What about the toe Brachial Index?

Dr. Evans 1:02:07

Toe Brachial Index is great, it's very, very useful, because it's basically the same type of relationship ratio of the blood pressure of the arm versus that of a digit. Right. And if you're below point six, in that case, you would say there's a higher risk of that you may have PAD, it has its place, it's a little bit more difficult to perform unless you have a really tiny blood pressure cuff. And most physicians have blood pressure cuffs in their office and can easily take an arm and an ankle blood pressure, right? Or their staff can and it's very simple and inexpensive to do. But as you know, the biggest problem with the ABI, with our patient base is patients who have some degree of calcification of the arteries, either from diabetes, or from renal insufficiency, right? If you can't compress the arteries, right? That just doesn't work, because that's how you compress the artery and you see what the blood pressure is, that causes it to compress and when it opens up, right? So, toe Brachial Index is useful when the ABI is either too high or too low, but you don't trust it. Right, like a diabetic and diabetic were very well can get an ABI of 1.4. Ryan, because the medial calcinosis. Right, exactly. And you get the report back from the from wherever you sent them. And they say this is normal. It's 1.4. Well, you and I, it's not, especially if you've got some symptoms, that could be ischemic. Right. So, toe Brachial Index tends to take the place when the API is not. We don't trust it, right. The other thing that can be done are doing an API, but add exercise in. So, in which there are certain protocols you can use where you do an ABI before, and then you put them on a treadmill, you have walk or do toe raises or something like this for a period of time, and then you do an ABI again, right. And that tends to be more indicative of people who are asymptomatic or a typical or falling in a normal range where you're pretty sure that's not the case.
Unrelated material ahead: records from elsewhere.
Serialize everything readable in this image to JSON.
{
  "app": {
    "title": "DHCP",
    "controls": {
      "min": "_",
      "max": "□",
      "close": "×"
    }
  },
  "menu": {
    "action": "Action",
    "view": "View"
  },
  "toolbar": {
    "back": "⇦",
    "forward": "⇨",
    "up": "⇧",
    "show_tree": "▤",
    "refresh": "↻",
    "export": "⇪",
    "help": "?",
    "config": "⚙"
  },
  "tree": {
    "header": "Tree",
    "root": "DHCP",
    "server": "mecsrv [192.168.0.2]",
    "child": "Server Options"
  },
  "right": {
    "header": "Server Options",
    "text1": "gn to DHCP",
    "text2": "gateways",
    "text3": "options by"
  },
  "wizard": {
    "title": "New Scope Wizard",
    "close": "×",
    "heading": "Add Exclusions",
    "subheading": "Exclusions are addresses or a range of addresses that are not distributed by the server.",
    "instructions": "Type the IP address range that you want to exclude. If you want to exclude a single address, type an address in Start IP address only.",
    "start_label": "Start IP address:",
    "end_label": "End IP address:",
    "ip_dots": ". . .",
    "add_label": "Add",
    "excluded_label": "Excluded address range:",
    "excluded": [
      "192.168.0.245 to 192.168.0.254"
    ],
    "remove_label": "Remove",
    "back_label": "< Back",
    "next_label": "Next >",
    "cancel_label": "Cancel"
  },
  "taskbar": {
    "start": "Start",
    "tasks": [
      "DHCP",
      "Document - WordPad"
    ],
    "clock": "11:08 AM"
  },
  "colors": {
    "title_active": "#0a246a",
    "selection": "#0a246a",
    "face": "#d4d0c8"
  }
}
Right? Alright. So after that, you've got the, the tissue perfusion, the TCP O2 measurements, right, which can be very, very useful. It just they're a little bit more difficult and time consuming, and they're not necessarily it depends on the temperature outside and a lot of things like this. They're just not as easy or reproducible. To use, but they can be useful. Right?

Dr. Barrett 1:05:02

Well, hopefully, hopefully in the future, we'll be able to get these inexpensive cameras. And I mean, think about how proactive that would be saving the cost, the incredible costs associated with this, not to mention the benefit of a patient's life.